伸長精子細胞-Sertoli細胞間接着因子に着目した精巣内精子同定法の開発

以细长精子细胞为重点的睾丸内精子识别方法的建立-支持细胞间粘附因子

• 批准号: 21K09375
• 负责人: 阪野 里花
• 金额: $ 2.58万
• 依托单位: Nagoya City University
• 依托单位国家: 日本
• 项目类别: Grant-in-Aid for Scientific Research (C)
• 财政年份: 2021
• 资助国家: 日本
• 起止时间: 2021-04-01 至 2024-03-31
• 项目状态: 已结题
• 来源: https://kaken.nii.ac.jp/en/grant/KAKENHI-PROJECT-21K09375/
• 关键词: apical ES; F-actin; 多光子顕微鏡; micro-TESE; 非閉塞性無精子症; 伸長精子細胞; Sertoli細胞; 精巣毒性; Micro-TESE; 蛍光顕微鏡

非閉塞性無精子症（NOA）の標準治療である顕微鏡下精巣内精子採取術（micro-TESE）では、精子を含む可能性が高い太く蛇行した精細管を採取する。しかしNOAにおけるmicro-TESEの精子採取率は25-60%と低く、報告によって差がある。その原因として、採取する精細管の選択基準が精細管の外観に基づいた術者の主観によることが挙げられる。そこで本研究では、精子を含む精細管を客観的に選択できる方法を開発することを目的とした。私たちは、伸長精子細胞-Sertoli細胞間にのみ存在するapical ectoplasmic specialization（apical ES）と言われる接着因子に着目した。apical ESが存在する精細管は、精上皮において最も成熟した精細胞である伸長精子細胞を含むと考えた。apical ESはF-actinと数十種類のタンパクが連結した接着複合体である。本研究ではapical ESを構成するタンパクを蛍光標識し、精子を含む精細管を同定することを試みた。SPY555-Actinを精巣間質に注射することで、10週齢ラット精細管のF-actinを蛍光標識し、ex vivoで精細管を多光子顕微鏡を用いて観察した。その結果、蛍光標識剤を注射した精巣では、伸長精子細胞に一致するapical ESのF-actinが観察できた。また、精細管におけるF-actinの局在を見ることで精上皮ステージを識別できた。さらに蛍光標識剤の精巣毒性を評価するため、正常精巣と蛍光標識剤を注射した精巣をTUNEL染色し、比較した。その結果、正常精巣と蛍光標識剤を注射した精巣において、精細管内のTUNEL陽性細胞数に有意差はなかった。今後はヒトapical ESの蛋白の同定を行なって、蛍光標識のターゲットを検討し、毒性のない蛍光標識法を開発していく必要がある。

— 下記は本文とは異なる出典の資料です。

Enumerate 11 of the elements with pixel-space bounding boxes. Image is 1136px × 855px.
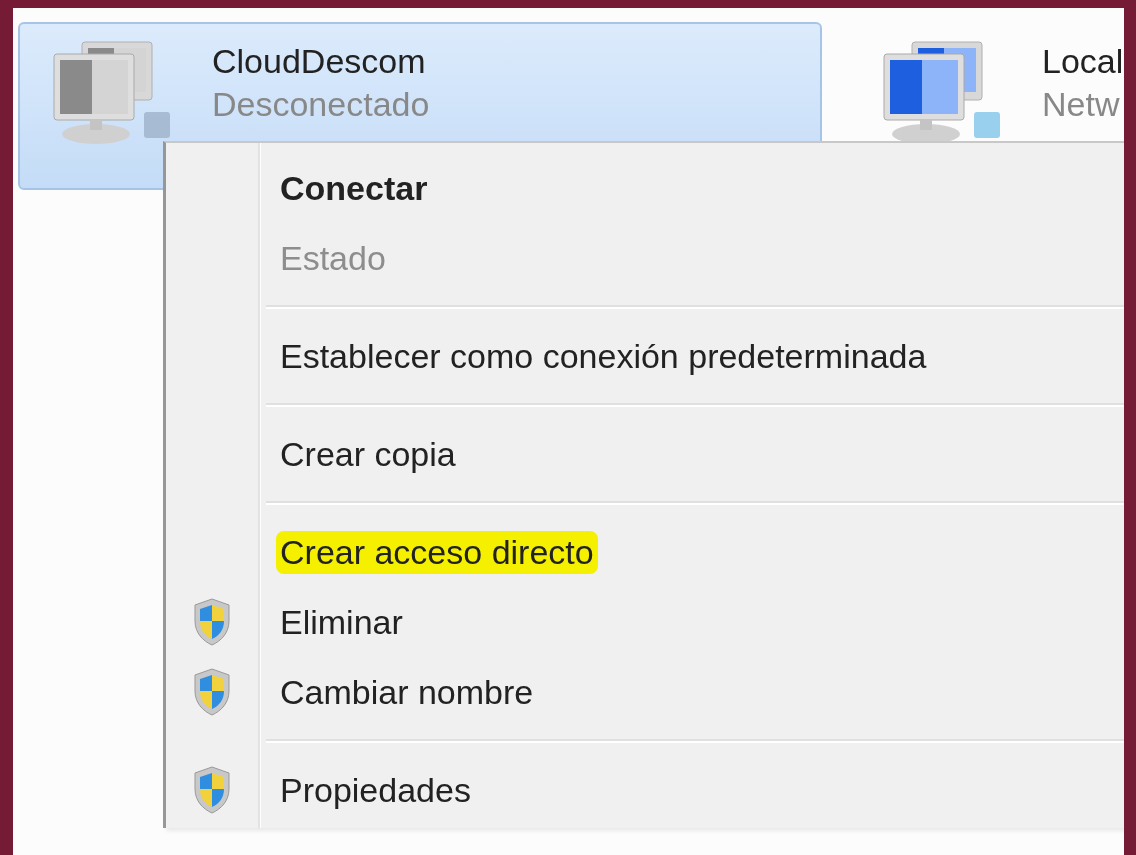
connection-name: Local [1042,42,1124,81]
menu-item[interactable]: Cambiar nombre [276,670,538,714]
connection-name: CloudDescom [212,42,427,81]
connection-status: Netw [1042,85,1121,124]
connection-tile[interactable]: Local Netw [848,22,1124,190]
connection-status: Desconectado [212,85,430,124]
menu-item[interactable]: Eliminar [276,600,407,644]
menu-item[interactable]: Establecer como conexión predeterminada [276,334,931,378]
menu-item[interactable]: Propiedades [276,768,475,812]
menu-item[interactable]: Crear acceso directo [276,530,598,574]
menu-item[interactable]: Crear copia [276,432,460,476]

The standard treatment for non-infertile azoospermia (NOA) is micro-sperm aspiration (micro-TESE). NOA micro-TESE sperm collection rate is 25-60%. The reason for this is that the selection criteria for fine tubes are the basis for the selection of fine tubes. This study aims to develop a method for the selection of sperm containing fine tubes. The existence of apical ectoplasmic specialization (apical ES) in sperm cells and elongated sperm cells Apical ES is the most mature sperm cell in the seminiferous epithelium. Apical ES F-actin tens of species of F-actin In this study, the composition of apical ES was studied. SPY555-Actin is injected into the stroma of the fine tube and observed with a 10-week F-actin in the fine tube. The results of this study indicate that F-actin in apical sperm cells can be detected by injection and elongation. F-actin is the most important factor in the development of sperm cells. In addition, the toxicity of sperm was evaluated by TUNEL staining and compared with normal sperm. The results showed that the number of TUNEL positive cells in sperm tubules was significantly different from that in normal sperm. In the future, the identification of apical ES protein, the identification of toxicity, and the development of light identification methods are necessary.